Mme Restout eut la curiosité, sur lui, d’une question :
— Il est marié ?
— Oui, répondit Bernard ; mais, depuis 1914, sa femme vit à Toulon, et lui, où la guerre le promène. C’est un ménage détraqué, comme il y en a tant… Nous n’avons pas à sonder de qui viennent les torts.
— Les torts, déclara Mme Restout, viennent toujours de celui des deux dont l’autre ne veut plus.
— Vous allez bien loin, répliqua Bernard d’une voix qu’il s’efforça de maintenir dans le registre doux. Les pires infamies seraient donc justifiées !
— Comprenez-moi, mon cher. Quand on est vaincu, il faut d’abord s’en prendre à soi-même ; je ne veux rien dire de plus…
Mme Restout devinait-elle, dans la rencontre de Glenka, un événement fait pour bouleverser l’avenir d’Hélène ? Voulait-elle, du même coup, scruter sa fille et sonder si Bernard avait des soupçons ?
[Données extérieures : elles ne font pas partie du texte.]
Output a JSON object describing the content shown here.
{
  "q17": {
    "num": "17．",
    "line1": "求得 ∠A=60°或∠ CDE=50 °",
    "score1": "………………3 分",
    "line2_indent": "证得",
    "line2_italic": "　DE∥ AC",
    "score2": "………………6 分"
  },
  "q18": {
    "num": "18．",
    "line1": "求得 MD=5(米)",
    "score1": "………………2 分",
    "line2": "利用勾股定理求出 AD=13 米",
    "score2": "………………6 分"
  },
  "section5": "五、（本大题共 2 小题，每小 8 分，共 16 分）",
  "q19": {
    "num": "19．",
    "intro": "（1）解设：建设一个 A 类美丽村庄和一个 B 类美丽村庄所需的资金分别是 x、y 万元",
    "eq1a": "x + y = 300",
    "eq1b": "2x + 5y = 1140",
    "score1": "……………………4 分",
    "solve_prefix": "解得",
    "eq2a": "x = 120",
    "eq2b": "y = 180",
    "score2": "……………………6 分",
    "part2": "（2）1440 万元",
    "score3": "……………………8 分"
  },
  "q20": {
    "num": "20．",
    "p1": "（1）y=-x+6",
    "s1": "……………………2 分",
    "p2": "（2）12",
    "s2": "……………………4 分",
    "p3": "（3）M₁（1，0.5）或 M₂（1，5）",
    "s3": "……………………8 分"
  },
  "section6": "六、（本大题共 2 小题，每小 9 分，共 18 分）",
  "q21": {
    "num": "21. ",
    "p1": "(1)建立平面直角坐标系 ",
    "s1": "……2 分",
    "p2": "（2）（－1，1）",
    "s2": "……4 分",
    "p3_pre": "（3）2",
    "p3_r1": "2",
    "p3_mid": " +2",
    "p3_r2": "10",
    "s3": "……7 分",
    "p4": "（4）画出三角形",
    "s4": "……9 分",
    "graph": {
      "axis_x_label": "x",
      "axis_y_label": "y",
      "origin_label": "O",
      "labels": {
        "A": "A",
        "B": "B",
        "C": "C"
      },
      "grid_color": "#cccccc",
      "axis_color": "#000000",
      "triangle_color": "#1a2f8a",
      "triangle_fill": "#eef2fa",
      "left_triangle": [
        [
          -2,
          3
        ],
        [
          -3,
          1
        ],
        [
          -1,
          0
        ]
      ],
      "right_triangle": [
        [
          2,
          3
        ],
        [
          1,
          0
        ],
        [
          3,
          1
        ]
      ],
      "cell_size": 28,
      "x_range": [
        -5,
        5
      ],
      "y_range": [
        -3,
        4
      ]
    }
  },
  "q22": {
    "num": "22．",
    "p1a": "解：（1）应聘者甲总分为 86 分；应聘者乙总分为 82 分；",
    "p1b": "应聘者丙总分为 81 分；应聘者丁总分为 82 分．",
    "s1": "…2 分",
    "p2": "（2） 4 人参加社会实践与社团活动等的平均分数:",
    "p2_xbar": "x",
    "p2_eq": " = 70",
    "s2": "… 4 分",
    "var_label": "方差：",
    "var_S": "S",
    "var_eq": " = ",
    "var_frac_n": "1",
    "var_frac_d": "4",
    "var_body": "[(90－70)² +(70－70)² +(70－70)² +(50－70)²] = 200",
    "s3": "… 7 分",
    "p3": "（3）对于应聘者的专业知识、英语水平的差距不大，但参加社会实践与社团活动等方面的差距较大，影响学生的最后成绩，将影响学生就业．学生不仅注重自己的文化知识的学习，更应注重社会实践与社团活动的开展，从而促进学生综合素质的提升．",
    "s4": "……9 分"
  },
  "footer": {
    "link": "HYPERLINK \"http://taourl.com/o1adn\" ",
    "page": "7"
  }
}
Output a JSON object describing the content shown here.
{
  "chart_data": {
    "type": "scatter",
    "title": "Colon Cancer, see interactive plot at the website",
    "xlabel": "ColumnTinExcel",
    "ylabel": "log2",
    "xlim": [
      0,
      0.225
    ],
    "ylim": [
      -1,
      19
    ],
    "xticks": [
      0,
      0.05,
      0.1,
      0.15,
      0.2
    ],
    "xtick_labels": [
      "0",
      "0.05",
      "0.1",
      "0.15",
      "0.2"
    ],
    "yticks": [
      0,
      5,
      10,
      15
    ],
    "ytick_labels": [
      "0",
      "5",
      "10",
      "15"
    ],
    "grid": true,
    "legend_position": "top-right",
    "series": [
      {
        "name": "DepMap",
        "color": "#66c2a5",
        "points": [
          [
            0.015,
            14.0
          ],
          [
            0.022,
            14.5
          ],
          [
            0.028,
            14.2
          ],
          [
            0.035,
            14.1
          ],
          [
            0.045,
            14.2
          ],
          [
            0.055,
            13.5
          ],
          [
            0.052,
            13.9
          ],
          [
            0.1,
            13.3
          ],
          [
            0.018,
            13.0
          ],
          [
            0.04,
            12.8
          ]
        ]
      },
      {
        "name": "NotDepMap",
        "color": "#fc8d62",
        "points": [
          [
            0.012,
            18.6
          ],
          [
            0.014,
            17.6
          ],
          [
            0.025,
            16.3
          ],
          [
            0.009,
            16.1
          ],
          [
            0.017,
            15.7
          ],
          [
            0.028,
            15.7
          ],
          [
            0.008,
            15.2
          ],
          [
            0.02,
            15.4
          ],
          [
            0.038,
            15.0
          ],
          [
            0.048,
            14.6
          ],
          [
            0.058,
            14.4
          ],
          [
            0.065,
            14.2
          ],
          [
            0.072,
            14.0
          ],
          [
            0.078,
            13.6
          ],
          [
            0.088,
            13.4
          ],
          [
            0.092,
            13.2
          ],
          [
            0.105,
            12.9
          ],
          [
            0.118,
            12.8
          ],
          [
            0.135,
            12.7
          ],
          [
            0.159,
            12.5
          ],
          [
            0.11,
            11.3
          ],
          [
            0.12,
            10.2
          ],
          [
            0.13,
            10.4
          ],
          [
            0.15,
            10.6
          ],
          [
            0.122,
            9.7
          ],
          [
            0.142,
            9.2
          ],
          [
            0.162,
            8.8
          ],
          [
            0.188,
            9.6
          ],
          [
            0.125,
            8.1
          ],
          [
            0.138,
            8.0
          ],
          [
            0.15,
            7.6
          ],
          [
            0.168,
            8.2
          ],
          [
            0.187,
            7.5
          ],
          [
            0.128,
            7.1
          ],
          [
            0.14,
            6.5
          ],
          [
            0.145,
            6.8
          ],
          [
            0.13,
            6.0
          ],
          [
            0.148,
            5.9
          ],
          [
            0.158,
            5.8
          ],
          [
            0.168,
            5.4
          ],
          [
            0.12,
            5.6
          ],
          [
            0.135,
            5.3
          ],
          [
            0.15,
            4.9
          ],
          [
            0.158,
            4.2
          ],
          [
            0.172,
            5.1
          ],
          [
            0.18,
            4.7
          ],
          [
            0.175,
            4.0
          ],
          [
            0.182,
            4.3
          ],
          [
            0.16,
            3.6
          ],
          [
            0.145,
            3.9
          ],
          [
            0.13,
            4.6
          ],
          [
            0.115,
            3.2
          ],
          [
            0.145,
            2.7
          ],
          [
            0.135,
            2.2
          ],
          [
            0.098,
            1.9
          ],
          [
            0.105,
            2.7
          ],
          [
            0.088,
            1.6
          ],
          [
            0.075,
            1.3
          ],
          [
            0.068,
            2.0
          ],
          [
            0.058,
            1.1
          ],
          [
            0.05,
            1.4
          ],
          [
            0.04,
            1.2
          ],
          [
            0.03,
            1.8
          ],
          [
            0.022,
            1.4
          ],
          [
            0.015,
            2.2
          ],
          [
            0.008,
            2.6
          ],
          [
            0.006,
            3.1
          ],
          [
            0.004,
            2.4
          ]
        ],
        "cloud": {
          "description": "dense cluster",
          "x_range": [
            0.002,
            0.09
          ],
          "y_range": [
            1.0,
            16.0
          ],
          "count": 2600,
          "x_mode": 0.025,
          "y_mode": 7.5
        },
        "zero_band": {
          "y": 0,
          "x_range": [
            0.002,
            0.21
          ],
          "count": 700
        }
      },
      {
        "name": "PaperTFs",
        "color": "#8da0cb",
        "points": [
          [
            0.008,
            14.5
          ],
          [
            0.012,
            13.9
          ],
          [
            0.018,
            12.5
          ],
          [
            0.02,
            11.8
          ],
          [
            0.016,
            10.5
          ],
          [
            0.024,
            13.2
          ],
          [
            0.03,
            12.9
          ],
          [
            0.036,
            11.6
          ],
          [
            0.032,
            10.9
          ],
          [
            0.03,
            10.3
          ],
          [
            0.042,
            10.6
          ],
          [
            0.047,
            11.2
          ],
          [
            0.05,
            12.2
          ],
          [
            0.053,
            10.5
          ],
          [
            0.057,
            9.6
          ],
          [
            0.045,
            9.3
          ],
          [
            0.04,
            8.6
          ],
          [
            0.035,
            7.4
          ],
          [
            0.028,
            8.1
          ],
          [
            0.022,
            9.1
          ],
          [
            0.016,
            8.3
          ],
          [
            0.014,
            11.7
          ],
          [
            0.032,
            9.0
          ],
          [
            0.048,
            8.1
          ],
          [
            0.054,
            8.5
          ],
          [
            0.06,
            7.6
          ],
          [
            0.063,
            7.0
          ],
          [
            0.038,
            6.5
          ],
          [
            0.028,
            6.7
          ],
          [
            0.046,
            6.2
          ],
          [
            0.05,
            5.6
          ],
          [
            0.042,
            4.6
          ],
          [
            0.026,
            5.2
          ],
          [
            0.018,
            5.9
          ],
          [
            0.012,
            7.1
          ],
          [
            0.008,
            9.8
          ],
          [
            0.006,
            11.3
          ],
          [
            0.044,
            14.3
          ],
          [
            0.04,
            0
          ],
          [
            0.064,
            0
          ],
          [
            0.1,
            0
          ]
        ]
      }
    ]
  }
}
En fait, elle ne calculait pas, comme Mme Macreuse, la profondeur possible des blessures qu’elle ouvrait. Quand sa langue dardait des flèches sifflantes, enduites de poison, elle soulageait avant tout les exaspérations de sa nervosité. Elle se dépitait de vieillir, liée à un intérieur médiocre, et maudissait son gendre d’être un gueux dont elle ne pouvait plus rien tirer. Dîner chez les siens, dans l’arrière-boutique d’« une échoppe », quelle déconfiture ! Au surplus, elle discernait entre Hélène et Bernard une gêne morale, les froideurs d’un ménage où l’affection « devient un fardeau qu’on porte à deux ».